Description of the Related Art
Lithium-based electrical storage devices have potential to replace devices currently used in any number of applications. For example, current lead acid automobile batteries are not adequate for next generation all-electric and hybrid electric vehicles due to irreversible, stable sulfate formations during discharge. Lithium ion batteries are a viable alternative to the lead-based systems currently used due to their capacity, and other considerations. Carbon is one of the primary materials used in both lithium secondary batteries and hybrid lithium-ion capacitors (LIC). The carbon anode typically stores lithium between layered graphite sheets through a mechanism called intercalation. Traditional lithium ion batteries are comprised of a graphitic carbon anode and a metal oxide cathode; however such graphitic anodes typically suffer from low power performance and limited capacity.
Silicon, Tin, and other lithium alloying electrochemical modifiers have also been proposed based on their ability to store very large amounts of lithium per unit weight. However, these materials are fundamentally limited by the substantial swelling that occurs when they are fully lithiated. This swelling and shrinkage when the lithium is removed results in an electrode that has limited cycle life and low power. The solution thus far has been to use very small amounts of alloying electrochemical modifier in a largely carbon electrode, but this approach does not impart the desired increase in lithium capacity. Finding a way to increase the alloying electrochemical modifier content in an anode composition while maintaining cycle stability is desired to increase capacity. A number of approaches have been utilized involving nano-structured alloying electrochemical modifier, blends of carbon with alloying electrochemical modifier, or deposition of alloying electrochemical modifier onto carbon using vacuum or high temperature. However none of these processes has proven to combine a scalable process that results in the desired properties.

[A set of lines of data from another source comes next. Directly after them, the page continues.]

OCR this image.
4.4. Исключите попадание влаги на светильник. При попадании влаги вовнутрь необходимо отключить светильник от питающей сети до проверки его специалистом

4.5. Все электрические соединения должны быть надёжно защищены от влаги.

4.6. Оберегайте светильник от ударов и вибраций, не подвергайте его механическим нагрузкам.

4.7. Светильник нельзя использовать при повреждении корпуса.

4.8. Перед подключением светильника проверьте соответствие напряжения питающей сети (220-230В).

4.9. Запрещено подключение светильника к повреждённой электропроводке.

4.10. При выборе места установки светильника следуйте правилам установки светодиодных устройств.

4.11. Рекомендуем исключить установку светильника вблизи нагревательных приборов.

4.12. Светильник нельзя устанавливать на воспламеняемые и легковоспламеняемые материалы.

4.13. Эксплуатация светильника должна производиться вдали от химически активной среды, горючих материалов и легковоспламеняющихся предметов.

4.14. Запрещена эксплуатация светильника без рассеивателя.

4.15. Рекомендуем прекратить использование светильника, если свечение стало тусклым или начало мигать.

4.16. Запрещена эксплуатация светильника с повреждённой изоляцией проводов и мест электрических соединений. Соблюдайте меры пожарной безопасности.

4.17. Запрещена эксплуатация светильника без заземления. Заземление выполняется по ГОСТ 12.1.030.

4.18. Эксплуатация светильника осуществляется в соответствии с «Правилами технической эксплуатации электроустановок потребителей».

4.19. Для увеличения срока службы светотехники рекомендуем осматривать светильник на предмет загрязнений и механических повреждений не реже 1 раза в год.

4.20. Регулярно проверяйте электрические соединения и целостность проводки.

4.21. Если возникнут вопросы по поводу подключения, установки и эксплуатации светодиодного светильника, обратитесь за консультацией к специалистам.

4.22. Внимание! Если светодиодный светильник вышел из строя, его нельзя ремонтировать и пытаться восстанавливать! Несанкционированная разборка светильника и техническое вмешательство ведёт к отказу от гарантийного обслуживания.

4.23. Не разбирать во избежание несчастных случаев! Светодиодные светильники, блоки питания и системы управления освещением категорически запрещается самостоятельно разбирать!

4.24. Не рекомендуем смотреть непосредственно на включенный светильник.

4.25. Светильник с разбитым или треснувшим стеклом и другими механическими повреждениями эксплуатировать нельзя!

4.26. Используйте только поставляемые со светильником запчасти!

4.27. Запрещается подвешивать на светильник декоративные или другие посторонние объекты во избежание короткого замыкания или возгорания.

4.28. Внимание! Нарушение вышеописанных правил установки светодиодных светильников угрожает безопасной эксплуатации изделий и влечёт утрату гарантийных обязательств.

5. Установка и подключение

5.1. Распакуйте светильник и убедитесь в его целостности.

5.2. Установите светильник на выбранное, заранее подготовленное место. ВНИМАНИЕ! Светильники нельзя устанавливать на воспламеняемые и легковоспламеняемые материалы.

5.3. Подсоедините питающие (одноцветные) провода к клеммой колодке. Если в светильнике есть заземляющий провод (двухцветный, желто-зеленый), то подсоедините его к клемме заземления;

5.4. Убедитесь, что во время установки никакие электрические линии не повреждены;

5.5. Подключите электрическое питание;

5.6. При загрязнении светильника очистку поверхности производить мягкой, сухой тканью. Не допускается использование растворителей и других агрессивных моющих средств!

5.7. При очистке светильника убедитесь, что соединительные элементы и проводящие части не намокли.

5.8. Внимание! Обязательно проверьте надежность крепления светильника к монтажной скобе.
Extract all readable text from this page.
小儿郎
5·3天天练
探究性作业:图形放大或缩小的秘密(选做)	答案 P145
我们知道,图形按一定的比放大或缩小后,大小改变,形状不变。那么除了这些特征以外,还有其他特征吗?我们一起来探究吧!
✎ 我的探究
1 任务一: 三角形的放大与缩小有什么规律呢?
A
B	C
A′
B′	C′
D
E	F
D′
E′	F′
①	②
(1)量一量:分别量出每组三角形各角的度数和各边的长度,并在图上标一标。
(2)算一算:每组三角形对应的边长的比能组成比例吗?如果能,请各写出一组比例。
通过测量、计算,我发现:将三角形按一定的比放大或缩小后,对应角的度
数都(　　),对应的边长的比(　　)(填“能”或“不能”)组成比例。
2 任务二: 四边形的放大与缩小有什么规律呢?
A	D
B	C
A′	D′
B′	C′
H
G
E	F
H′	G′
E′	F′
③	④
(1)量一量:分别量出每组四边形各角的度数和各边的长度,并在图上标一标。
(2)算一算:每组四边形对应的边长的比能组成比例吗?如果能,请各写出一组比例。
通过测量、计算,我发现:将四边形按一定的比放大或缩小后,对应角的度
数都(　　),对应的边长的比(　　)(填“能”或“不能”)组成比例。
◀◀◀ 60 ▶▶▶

Hard carbon materials have been proposed for use in lithium ion batteries, but the physical and chemical properties of known hard carbon materials are not optimized for use as anodes in lithium-based batteries. Thus, anodes comprising known hard carbon materials still suffer from many of the disadvantages of limited capacity and low first cycle efficiency. Hard carbon materials having properties optimized for use in lithium-based batteries are expected to address these deficiencies and provide other related advantages.
While significant advances have been made in the field, there continues to be a need in the art for improved hard carbon materials and for improvements to the approaches used for incorporating alloying electrochemical modifiers into these carbons in order to result in the desired material properties and electrochemical performance needed in electrical energy storage devices (e.g., lithium ion batteries). The present invention fulfills these needs and provides further related advantages.